そんな訳で僕はウッキウキで準備をし、『ブシン祭』を来る日も来る日も夜も眠れず待ち望んでいたのだが、
(た……楽しめないっ)
闘技場『ブシン祭』予選会場。
太陽の光を反射して滅茶苦茶眩しい金ぴかの剣と鎧と髪の内、剣を前の試合の賭けに突っ込んで武器を失ったはずの見栄っ張りで張りぼてまみれのイケメンが振り下ろしてくる僕が無くした得物にそっくりな安物の剣を、「君のような馬の骨にはこれがお似合いだよ☆」のメモと一緒に置かれていたロバの骨で砕いてイケメンをぶっ飛ばしながら僕は心の中で苦しみの声を漏らした。

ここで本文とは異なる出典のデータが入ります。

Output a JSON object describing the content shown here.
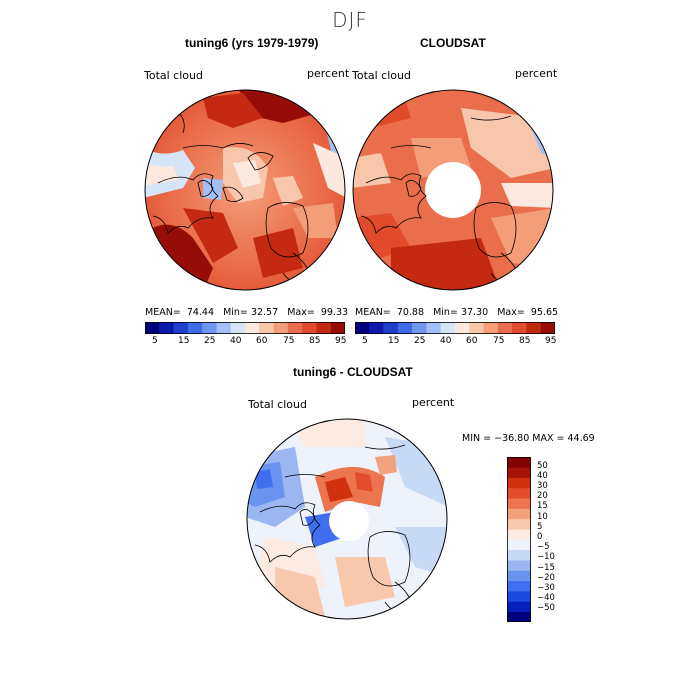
{
  "page_title": "DJF",
  "panels": [
    {
      "title": "tuning6 (yrs 1979-1979)",
      "var_label": "Total cloud",
      "units": "percent",
      "stats": {
        "mean_label": "MEAN=",
        "mean": "74.44",
        "min_label": "Min=",
        "min": "32.57",
        "max_label": "Max=",
        "max": "99.33"
      }
    },
    {
      "title": "CLOUDSAT",
      "var_label": "Total cloud",
      "units": "percent",
      "stats": {
        "mean_label": "MEAN=",
        "mean": "70.88",
        "min_label": "Min=",
        "min": "37.30",
        "max_label": "Max=",
        "max": "95.65"
      }
    },
    {
      "title": "tuning6 - CLOUDSAT",
      "var_label": "Total cloud",
      "units": "percent",
      "minmax": "MIN = −36.80 MAX =  44.69"
    }
  ],
  "colorbar_abs": {
    "colors": [
      "#00007f",
      "#0b1aa8",
      "#1f3fd0",
      "#3d6ae6",
      "#6f95ee",
      "#a3bff5",
      "#d6e4f8",
      "#fbe8de",
      "#f8c6ab",
      "#f39d79",
      "#eb6e4c",
      "#e04b2b",
      "#c42a12",
      "#950d06"
    ],
    "tick_labels": [
      "5",
      "15",
      "25",
      "40",
      "60",
      "75",
      "85",
      "95"
    ]
  },
  "colorbar_diff": {
    "colors": [
      "#00007f",
      "#0520b8",
      "#1a49e0",
      "#3f6ef0",
      "#6a93f0",
      "#9ab7f2",
      "#c8d9f6",
      "#eef2fb",
      "#fcebe2",
      "#f8c8ad",
      "#f3a07d",
      "#ec744f",
      "#e24e2c",
      "#d0320f",
      "#a61106",
      "#830000"
    ],
    "tick_labels": [
      "50",
      "40",
      "30",
      "20",
      "15",
      "10",
      "5",
      "0",
      "−5",
      "−10",
      "−15",
      "−20",
      "−30",
      "−40",
      "−50"
    ]
  },
  "map_data": [
    {
      "projection": "north-polar-stereographic",
      "field": "Total cloud",
      "units": "percent",
      "mean": 74.44,
      "min": 32.57,
      "max": 99.33
    },
    {
      "projection": "north-polar-stereographic",
      "field": "Total cloud",
      "units": "percent",
      "mean": 70.88,
      "min": 37.3,
      "max": 95.65,
      "missing_region": "pole"
    },
    {
      "projection": "north-polar-stereographic",
      "field": "Total cloud difference",
      "units": "percent",
      "min": -36.8,
      "max": 44.69,
      "missing_region": "pole"
    }
  ]
}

正体を隠して『ブシン祭』に出場する。そのための変装グッズをミツゴシ商会に借りに行くついでに要件を伝えたら、めっちゃ重要な意図があると勘違いされ、それを見抜けなかったと思い込んだガンマが自責の念で泣いた。もうこれだけで「やっぱやーめた!」って言いたくなったよ。良心の呵責がやべえよ。言ったらガンマが自殺しそうだから口を閉じたけど。
それに加えてガンマとニューがギスギスしてたんだよね。偽物『シャドウガーデン』騒動の時にニューを頼りまくってたから嫉妬したのだろうか? だから今回は変装グッズのためにガンマを頼ろうとしたら、変装はまさかのニューが担当。より二人の間の空気がギスギスして、弱そうな青年に変装した僕は無意識で猫背になりながらそっとミツゴシ商会を後にした。

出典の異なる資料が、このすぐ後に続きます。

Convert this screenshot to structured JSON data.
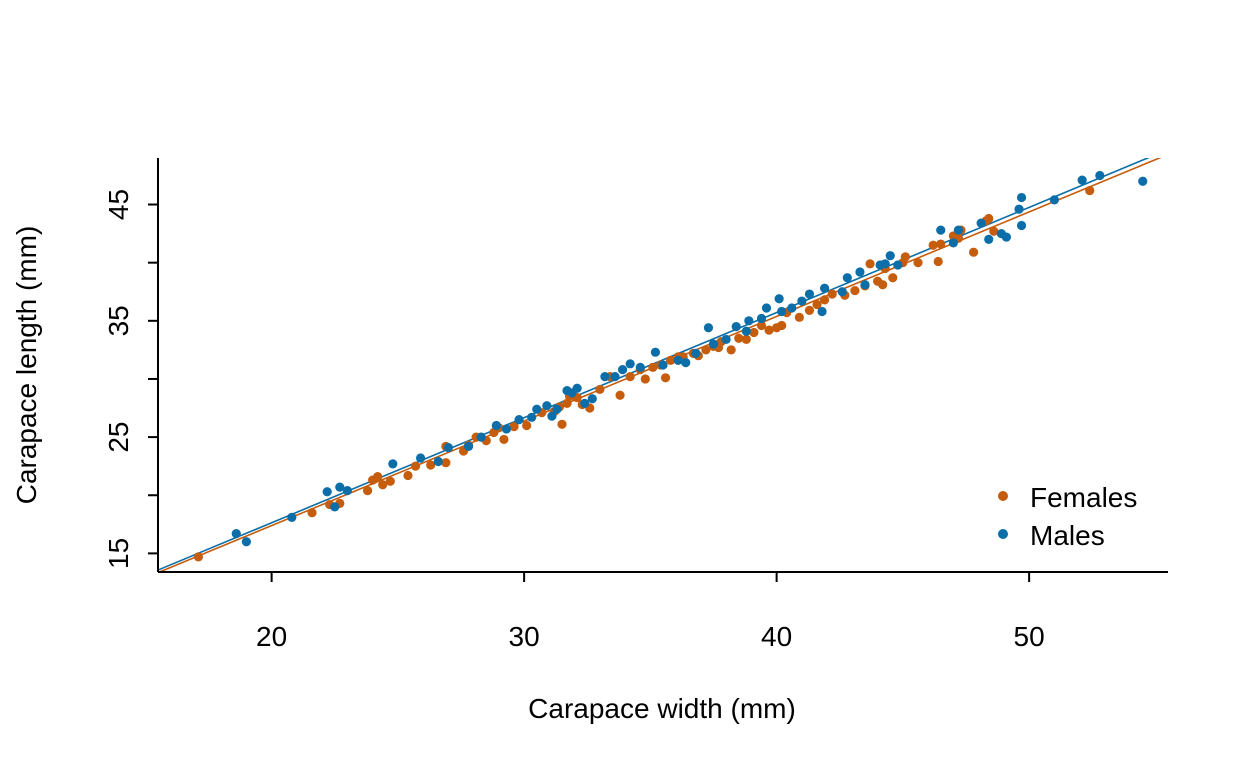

トドメにローズが婚約者を刺して逃亡したとかいうニュースである。彼女が婚約者殺人事件を起こす前日に話をしていた僕は気まずくて仕方なかった。彼女が意味深な話をしていたけど僕はそのほとんどを聞き流し、フィーリングで肩の力を抜くよう助言して『まぐろなるど』のサンドをあげただけなのだ。なのに熊肉を食べさせてきた残りの美少女二名がめっちゃ期待をした目を向けてきた。僕に何を期待しているんだ……強さとピアノ以外に取り柄ないぞ。

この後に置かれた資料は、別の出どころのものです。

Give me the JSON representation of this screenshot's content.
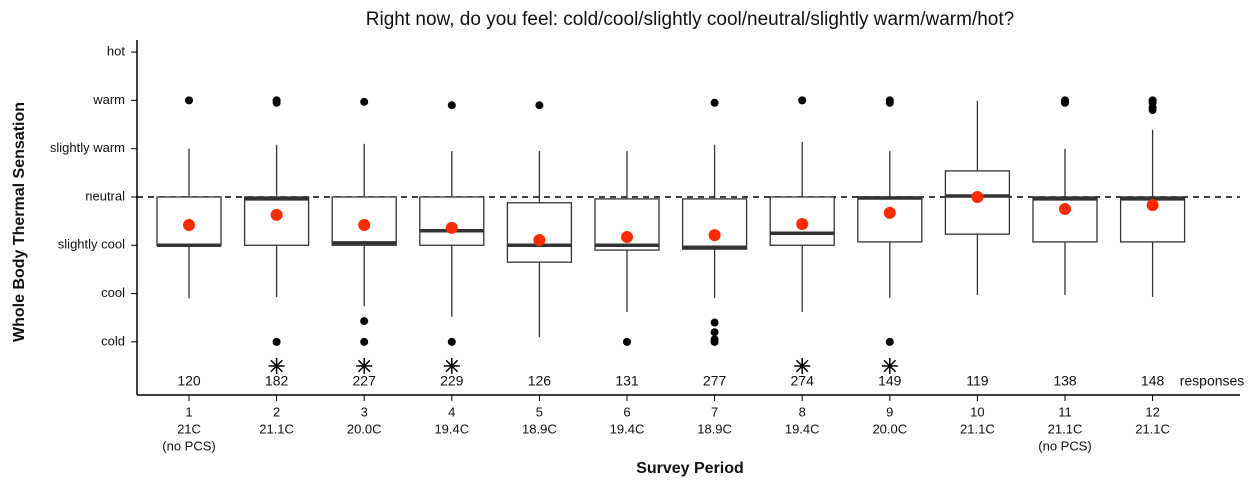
{
  "chart_data": {
    "type": "box",
    "title": "Right now, do you feel: cold/cool/slightly cool/neutral/slightly warm/warm/hot?",
    "y_label": "Whole Body Thermal Sensation",
    "x_label": "Survey Period",
    "categories": [
      "1",
      "2",
      "3",
      "4",
      "5",
      "6",
      "7",
      "8",
      "9",
      "10",
      "11",
      "12"
    ],
    "temperatures": [
      "21C",
      "21.1C",
      "20.0C",
      "19.4C",
      "18.9C",
      "19.4C",
      "18.9C",
      "19.4C",
      "20.0C",
      "21.1C",
      "21.1C",
      "21.1C"
    ],
    "notes": [
      "(no PCS)",
      null,
      null,
      null,
      null,
      null,
      null,
      null,
      null,
      null,
      "(no PCS)",
      null
    ],
    "counts": [
      120,
      182,
      227,
      229,
      126,
      131,
      277,
      274,
      149,
      119,
      138,
      148
    ],
    "counts_unit": "responses",
    "significant": [
      false,
      true,
      true,
      true,
      false,
      false,
      false,
      true,
      true,
      false,
      false,
      false
    ],
    "boxes": [
      {
        "low": -2.1,
        "q1": -1,
        "median": -1,
        "q3": 0,
        "high": 1,
        "mean": -0.58,
        "outliers": [
          2
        ]
      },
      {
        "low": -2.07,
        "q1": -1,
        "median": -0.04,
        "q3": 0,
        "high": 1.08,
        "mean": -0.37,
        "outliers": [
          2,
          1.95,
          -3
        ]
      },
      {
        "low": -2.26,
        "q1": -1,
        "median": -0.95,
        "q3": 0,
        "high": 1.1,
        "mean": -0.58,
        "outliers": [
          1.97,
          -2.57,
          -3
        ]
      },
      {
        "low": -2.48,
        "q1": -1,
        "median": -0.7,
        "q3": 0,
        "high": 0.95,
        "mean": -0.64,
        "outliers": [
          1.9,
          -3
        ]
      },
      {
        "low": -2.9,
        "q1": -1.35,
        "median": -1,
        "q3": -0.12,
        "high": 0.95,
        "mean": -0.89,
        "outliers": [
          1.9
        ]
      },
      {
        "low": -2.38,
        "q1": -1.1,
        "median": -1,
        "q3": -0.04,
        "high": 0.95,
        "mean": -0.83,
        "outliers": [
          -3
        ]
      },
      {
        "low": -2.09,
        "q1": -1.08,
        "median": -1.04,
        "q3": -0.04,
        "high": 1.08,
        "mean": -0.79,
        "outliers": [
          1.95,
          -2.6,
          -2.8,
          -2.95,
          -3
        ]
      },
      {
        "low": -2.38,
        "q1": -1,
        "median": -0.75,
        "q3": 0,
        "high": 1.14,
        "mean": -0.56,
        "outliers": [
          2
        ]
      },
      {
        "low": -2.09,
        "q1": -0.93,
        "median": -0.02,
        "q3": 0,
        "high": 0.95,
        "mean": -0.33,
        "outliers": [
          2,
          1.95,
          -3
        ]
      },
      {
        "low": -2.03,
        "q1": -0.77,
        "median": 0.02,
        "q3": 0.54,
        "high": 1.99,
        "mean": 0,
        "outliers": []
      },
      {
        "low": -2.03,
        "q1": -0.93,
        "median": -0.04,
        "q3": 0,
        "high": 1,
        "mean": -0.25,
        "outliers": [
          2,
          1.95
        ]
      },
      {
        "low": -2.07,
        "q1": -0.93,
        "median": -0.04,
        "q3": 0,
        "high": 1.39,
        "mean": -0.17,
        "outliers": [
          2,
          1.95,
          1.85,
          1.8
        ]
      }
    ],
    "reference_line": 0,
    "ylim": [
      -4.1,
      3.25
    ],
    "yticks": [
      {
        "value": -3,
        "label": "cold"
      },
      {
        "value": -2,
        "label": "cool"
      },
      {
        "value": -1,
        "label": "slightly cool"
      },
      {
        "value": 0,
        "label": "neutral"
      },
      {
        "value": 1,
        "label": "slightly warm"
      },
      {
        "value": 2,
        "label": "warm"
      },
      {
        "value": 3,
        "label": "hot"
      }
    ],
    "box_color": "#ffffff",
    "mean_color": "#ff2a00",
    "outlier_color": "#000000"
  }
}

とりあえず僕はさっさと『ブシン祭』の予選を終わらせることにした。ゴールド金メッキという頭痛が痛いみたいな名前のイケメンの次、クイなんとかをぶん投げたロバの骨でKO。予選最速の試合時間で終わった。
来週は『ブシン祭』本選。それまでにローズを探さなければ僕は『ブシン祭』を心から楽しめない。ニューやガンマは僕ができる範囲で願いを聞いてあげよう。そんなことを考えながら選手入場口の長い廊下を早足で歩く。ついでに両手両足に着けていたリストバンドを外す。……なんで僕はこんなものを用意してたんだ。深夜テンションって怖い。
なんか途中に水色の髪の誰かがいた気がしたけど……気のせいかな。僕は寮に帰って寝た。
翌日。僕が約束を破って聖域に行ったことで一人で帰省していた姉さんが帰ってきた。今は寮の前で門番のように立ちはだかっている。
僕はスタイリッシュに窓から飛び出した。待ってろよローズ……今行くからな! ローズを探すことと姉さんの相手をすることを比較してどちらが面倒なのか考えて、姉さんから逃げる理由に使った訳じゃないからな!
フシアナス、地味な青年の眼中にも入らない。